Common Drupal migration pitfalls
A handful of mistakes account for most of the pain on a Drupal to WordPress migration. These are the ones I keep hitting on real Drupal jobs, plus one I’ve walked into myself. On a direct client move the Views were the trap. The old site leaned on a dozen of them for its listing pages, and since Views don’t migrate, half the site looked empty after a clean import until I rebuilt each one as a WordPress query. Watch for these.
- Using the free version for a complex site. It skips custom content types and fields, so your structured data won’t come across without Premium.
- Not modeling CPTs first. Importing before registering CPTs and ACF fields means custom data has nowhere structured to land.
- Skipping redirects. Drupal and WordPress URL formats differ; without 301s, every old URL 404s.
- Forgetting Views and modules. Listing pages and custom functionality must be rebuilt. They don’t migrate.
- Wrong database driver or credentials.

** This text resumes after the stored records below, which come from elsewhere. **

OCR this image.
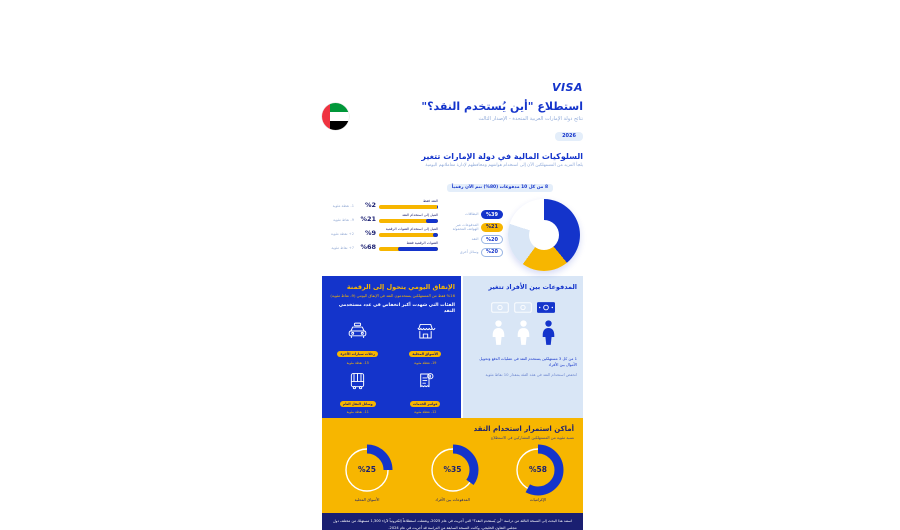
VISA
استطلاع "أين يُستخدم النقد؟"
نتائج دولة الإمارات العربية المتحدة - الإصدار الثالث
2026
السلوكيات المالية في دولة الإمارات تتغير
يلجأ المزيد من المستهلكين الآن إلى استخدام هواتفهم ومحافظهم لإدارة معاملاتهم اليومية
8 من كل 10 مدفوعات (80%) تتم الآن رقمياً
1- نقطة مئوية	%2	النقد فقط
9- نقاط مئوية %21	الميل إلى استخدام النقد
2+ نقطة مئوية	%9	الميل إلى استخدام القنوات الرقمية
7+ نقاط مئوية %68	القنوات الرقمية فقط
البطاقات	%39
المدفوعات عبر الهواتف المحمولة	%21
النقد	%20
وسائل أخرى	%20
الإنفاق اليومي يتحول إلى الرقمنة
%16 فقط من المستهلكين يستخدمون النقد في الإنفاق اليومي (9- نقاط مئوية)
الفئات التي شهدت أكبر انخفاض في عدد مستخدمي النقد
الأسواق المحلية
19- نقطة مئوية
رحلات سيارات الأجرة
15- نقطة مئوية
فواتير الخدمات
12- نقطة مئوية
وسائل النقل العام
11- نقطة مئوية
المدفوعات بين الأفراد تتغير
1 من كل 3 مستهلكين يستخدم النقد في عمليات الدفع وتحويل الأموال بين الأفراد
انخفض استخدام النقد في هذه الفئة بمقدار 10 نقاط مئوية
أماكن استمرار استخدام النقد
نسبة مئوية من المستهلكين المشاركين في الاستطلاع
%58
الإكراميات
%35
المدفوعات بين الأفراد
%25
الأسواق المحلية
استند هذا البحث إلى النسخة الثالثة من دراسة "أين يُستخدم النقد؟" التي أجريت في عام 2025، وشملت استطلاعاً إلكترونياً لآراء 1,300 مستهلك من مختلف دول مجلس التعاون الخليجي، وكانت النسخة السابقة من الدراسة قد أجريت في عام 2024.
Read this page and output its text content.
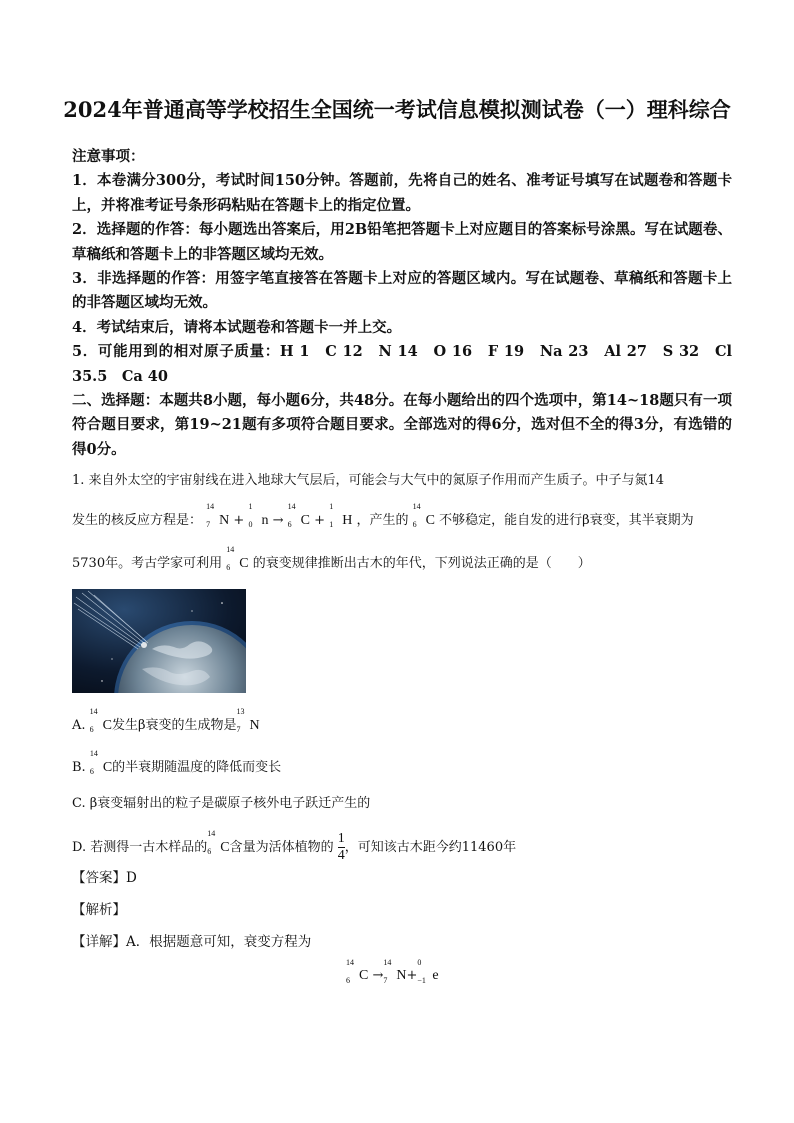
2024年普通高等学校招生全国统一考试信息模拟测试卷（一）理科综合

注意事项：

1．本卷满分300分，考试时间150分钟。答题前，先将自己的姓名、准考证号填写在试题卷和答题卡上，并将准考证号条形码粘贴在答题卡上的指定位置。

2．选择题的作答：每小题选出答案后，用2B铅笔把答题卡上对应题目的答案标号涂黑。写在试题卷、草稿纸和答题卡上的非答题区域均无效。

3．非选择题的作答：用签字笔直接答在答题卡上对应的答题区域内。写在试题卷、草稿纸和答题卡上的非答题区域均无效。

4．考试结束后，请将本试题卷和答题卡一并上交。

5．可能用到的相对原子质量：H 1　C 12　N 14　O 16　F 19　Na 23　Al 27　S 32　Cl 35.5　Ca 40

二、选择题：本题共8小题，每小题6分，共48分。在每小题给出的四个选项中，第14~18题只有一项符合题目要求，第19~21题有多项符合题目要求。全部选对的得6分，选对但不全的得3分，有选错的得0分。

1. 来自外太空的宇宙射线在进入地球大气层后，可能会与大气中的氮原子作用而产生质子。中子与氮14
发生的核反应方程是：
14
7 N +
1
0 n →
14
6 C +
1
1 H ，产生的
14
6 C 不够稳定，能自发的进行β衰变，其半衰期为
5730年。考古学家可利用
14
6 C 的衰变规律推断出古木的年代，下列说法正确的是（　　）
A.
14
6 C发生β衰变的生成物是
13
7 N
B.
14
6 C的半衰期随温度的降低而变长
C. β衰变辐射出的粒子是碳原子核外电子跃迁产生的
D. 若测得一古木样品的
14
6 C含量为活体植物的 $\frac{1}{4}$ ，可知该古木距今约11460年
【答案】D
【解析】
【详解】A．根据题意可知，衰变方程为
14
6 C →
14
7 N+
0
−1 e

Confirm the driver (MySQL/PostgreSQL/SQLite) and details from
settings.php. - Import timeouts on large sites. Use WP-CLI and raise PHP limits for big databases.

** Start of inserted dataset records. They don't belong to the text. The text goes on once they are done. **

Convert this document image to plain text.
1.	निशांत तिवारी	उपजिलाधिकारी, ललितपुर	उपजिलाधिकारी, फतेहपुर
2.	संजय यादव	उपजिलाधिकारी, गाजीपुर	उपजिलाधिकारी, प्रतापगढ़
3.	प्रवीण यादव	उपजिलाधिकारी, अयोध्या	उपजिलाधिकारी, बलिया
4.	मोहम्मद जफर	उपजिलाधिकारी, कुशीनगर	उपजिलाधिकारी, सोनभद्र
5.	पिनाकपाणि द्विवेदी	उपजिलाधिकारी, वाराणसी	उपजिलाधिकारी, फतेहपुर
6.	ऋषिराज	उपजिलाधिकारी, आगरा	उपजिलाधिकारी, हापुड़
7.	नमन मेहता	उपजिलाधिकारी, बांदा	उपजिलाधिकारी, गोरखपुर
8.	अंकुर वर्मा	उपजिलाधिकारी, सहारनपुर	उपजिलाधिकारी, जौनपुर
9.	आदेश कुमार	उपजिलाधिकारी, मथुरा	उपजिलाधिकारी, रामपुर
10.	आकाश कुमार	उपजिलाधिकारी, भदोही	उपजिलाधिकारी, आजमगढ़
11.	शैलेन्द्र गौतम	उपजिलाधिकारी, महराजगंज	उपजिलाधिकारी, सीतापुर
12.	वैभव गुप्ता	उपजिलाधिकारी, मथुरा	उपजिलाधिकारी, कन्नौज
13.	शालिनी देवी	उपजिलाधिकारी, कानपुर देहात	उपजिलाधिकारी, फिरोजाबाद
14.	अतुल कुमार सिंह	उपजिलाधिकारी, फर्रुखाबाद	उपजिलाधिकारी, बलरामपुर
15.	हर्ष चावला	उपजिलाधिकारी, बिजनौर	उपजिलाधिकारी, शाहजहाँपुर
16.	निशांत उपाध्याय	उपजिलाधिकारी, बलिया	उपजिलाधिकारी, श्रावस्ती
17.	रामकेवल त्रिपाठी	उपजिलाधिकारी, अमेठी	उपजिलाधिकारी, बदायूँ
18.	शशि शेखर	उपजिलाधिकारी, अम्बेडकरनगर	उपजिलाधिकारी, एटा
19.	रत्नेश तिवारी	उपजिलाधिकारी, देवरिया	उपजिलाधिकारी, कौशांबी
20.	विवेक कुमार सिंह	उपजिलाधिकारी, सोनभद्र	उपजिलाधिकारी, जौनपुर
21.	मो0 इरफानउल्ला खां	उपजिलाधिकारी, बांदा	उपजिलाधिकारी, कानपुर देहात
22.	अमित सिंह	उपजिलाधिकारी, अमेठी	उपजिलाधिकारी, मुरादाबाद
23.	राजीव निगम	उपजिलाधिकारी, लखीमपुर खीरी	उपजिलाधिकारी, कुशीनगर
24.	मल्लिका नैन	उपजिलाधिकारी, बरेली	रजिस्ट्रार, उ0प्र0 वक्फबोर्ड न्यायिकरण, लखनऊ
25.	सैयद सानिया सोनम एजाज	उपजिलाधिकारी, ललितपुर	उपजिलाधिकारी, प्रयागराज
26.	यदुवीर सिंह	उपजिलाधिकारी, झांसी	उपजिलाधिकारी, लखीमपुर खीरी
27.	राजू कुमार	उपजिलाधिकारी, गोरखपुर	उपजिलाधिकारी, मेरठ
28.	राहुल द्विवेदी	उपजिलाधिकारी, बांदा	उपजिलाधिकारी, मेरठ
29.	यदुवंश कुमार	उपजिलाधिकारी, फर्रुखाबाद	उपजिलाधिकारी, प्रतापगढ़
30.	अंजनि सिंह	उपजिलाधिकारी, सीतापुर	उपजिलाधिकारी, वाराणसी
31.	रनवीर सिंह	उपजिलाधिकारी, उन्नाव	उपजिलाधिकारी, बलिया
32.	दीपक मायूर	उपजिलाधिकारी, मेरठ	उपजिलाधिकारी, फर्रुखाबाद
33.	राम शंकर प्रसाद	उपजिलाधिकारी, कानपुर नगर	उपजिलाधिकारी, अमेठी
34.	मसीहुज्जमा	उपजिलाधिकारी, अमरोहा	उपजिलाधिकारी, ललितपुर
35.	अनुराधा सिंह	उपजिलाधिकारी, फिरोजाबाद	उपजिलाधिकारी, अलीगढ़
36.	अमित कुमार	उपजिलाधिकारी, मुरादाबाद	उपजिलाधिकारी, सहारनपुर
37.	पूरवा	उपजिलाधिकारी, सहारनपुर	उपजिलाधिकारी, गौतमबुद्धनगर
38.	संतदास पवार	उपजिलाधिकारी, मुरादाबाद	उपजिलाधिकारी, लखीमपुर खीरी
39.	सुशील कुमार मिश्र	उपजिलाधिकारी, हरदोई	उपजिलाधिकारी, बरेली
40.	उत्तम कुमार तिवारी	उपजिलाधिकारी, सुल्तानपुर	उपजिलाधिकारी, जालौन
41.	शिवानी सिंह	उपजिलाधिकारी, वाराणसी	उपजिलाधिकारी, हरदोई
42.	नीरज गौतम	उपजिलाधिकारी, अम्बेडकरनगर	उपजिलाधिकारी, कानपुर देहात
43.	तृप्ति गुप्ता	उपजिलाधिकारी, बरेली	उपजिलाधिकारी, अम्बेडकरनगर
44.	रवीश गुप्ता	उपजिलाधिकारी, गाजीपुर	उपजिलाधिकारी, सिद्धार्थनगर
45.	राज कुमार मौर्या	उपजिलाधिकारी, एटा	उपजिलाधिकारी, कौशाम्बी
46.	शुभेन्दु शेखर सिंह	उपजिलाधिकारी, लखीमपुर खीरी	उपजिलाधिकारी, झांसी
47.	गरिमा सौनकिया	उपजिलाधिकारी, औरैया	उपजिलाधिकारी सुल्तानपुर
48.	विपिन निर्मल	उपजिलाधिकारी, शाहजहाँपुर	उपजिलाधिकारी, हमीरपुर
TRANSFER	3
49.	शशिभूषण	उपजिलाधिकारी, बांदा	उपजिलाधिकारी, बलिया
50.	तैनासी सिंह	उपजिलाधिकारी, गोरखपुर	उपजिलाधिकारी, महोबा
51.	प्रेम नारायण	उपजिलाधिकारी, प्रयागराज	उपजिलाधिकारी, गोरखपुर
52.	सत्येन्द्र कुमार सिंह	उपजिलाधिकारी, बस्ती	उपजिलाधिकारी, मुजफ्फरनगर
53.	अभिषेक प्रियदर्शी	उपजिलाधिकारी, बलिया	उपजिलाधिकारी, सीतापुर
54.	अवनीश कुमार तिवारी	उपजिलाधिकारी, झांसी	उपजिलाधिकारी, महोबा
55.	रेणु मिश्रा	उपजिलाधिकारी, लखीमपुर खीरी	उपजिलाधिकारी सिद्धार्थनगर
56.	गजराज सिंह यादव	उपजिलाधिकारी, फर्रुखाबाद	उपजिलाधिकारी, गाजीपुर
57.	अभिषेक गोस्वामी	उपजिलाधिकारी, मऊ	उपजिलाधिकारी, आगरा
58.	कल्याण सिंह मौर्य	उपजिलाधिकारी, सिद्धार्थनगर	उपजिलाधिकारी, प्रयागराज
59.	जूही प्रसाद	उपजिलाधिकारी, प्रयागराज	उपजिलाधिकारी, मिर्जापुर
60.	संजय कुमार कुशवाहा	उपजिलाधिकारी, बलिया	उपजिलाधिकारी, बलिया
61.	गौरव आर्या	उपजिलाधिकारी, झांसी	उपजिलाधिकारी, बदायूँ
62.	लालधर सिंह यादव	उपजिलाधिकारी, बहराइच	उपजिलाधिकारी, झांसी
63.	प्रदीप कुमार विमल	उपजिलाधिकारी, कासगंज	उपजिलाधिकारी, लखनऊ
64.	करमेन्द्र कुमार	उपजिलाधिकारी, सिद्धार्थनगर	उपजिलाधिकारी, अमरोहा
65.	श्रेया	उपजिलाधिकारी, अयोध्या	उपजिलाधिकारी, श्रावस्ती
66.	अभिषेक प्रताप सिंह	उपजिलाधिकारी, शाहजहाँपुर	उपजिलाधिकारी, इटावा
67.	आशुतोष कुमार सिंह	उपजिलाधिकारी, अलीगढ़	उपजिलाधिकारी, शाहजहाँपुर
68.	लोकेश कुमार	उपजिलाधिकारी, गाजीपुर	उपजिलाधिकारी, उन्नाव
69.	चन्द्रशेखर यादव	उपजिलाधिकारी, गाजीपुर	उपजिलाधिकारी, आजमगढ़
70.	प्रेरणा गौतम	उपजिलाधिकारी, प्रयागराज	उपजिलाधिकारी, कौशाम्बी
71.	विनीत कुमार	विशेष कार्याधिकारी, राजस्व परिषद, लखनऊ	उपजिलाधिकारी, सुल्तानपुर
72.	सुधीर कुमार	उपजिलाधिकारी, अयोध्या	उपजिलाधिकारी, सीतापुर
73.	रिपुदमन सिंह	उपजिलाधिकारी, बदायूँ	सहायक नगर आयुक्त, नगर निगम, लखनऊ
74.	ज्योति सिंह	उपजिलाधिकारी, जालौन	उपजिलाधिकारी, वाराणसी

For a deeper troubleshooting reference covering 404s, 500 errors, database connection failures, and missing images, see common WordPress migration errors and how to fix them. The FG-importer workflow here mirrors the Joomla to WordPress migration guide closely, so that’s a useful companion read.
Your next step
None of this is out of reach. The FG importer pulls nodes, taxonomy, users, and media straight from your Drupal database, and Premium handles the custom post types, fields, and redirects that let a structured Drupal site land intact. Model your content types first. Map every URL. Verify the whole thing on staging before you cut over.
If the content modeling and redirect mapping feel like more than you want to own, jbe.works delivers done-for-you WordPress migration with CPT modeling, field mapping, SEO preservation, and zero-downtime cutover. Start with a free pre-migration audit to benchmark your Drupal site, then hand the move to a specialist.
Frequently asked questions
Is there a plugin to migrate Drupal to WordPress?
Yes. The FG Drupal to WordPress plugin migrates articles, pages, taxonomy, and images for free by connecting to your Drupal database (MySQL, PostgreSQL, or SQLite). A paid Premium add-on adds custom post types, custom fields, users, menus, and 301 redirects.
How do Drupal content types map to WordPress?
Drupal node types map to WordPress post types or custom post types (CPTs), and Drupal fields (including CCK/ECK) map to WordPress custom fields, usually via Advanced Custom Fields. Register the CPTs and field groups before importing so the data lands in the right structure.
Does the free FG Drupal importer migrate custom fields?
No. The free version handles basic content like pages, posts, categories, and users. Custom content types and custom fields require the Premium version.
What Drupal versions does the FG importer support?
The plugin has been tested with Drupal 4 through 11 and the latest version of WordPress, covering both legacy and modern Drupal installs.
How long does a Drupal to WordPress migration take?
A simple Drupal site can migrate in a day or two; a complex site with many content types, custom fields, Views, and redirects can take several weeks. The import is fast. Content modeling, rebuilding Views, and QA are where the time goes.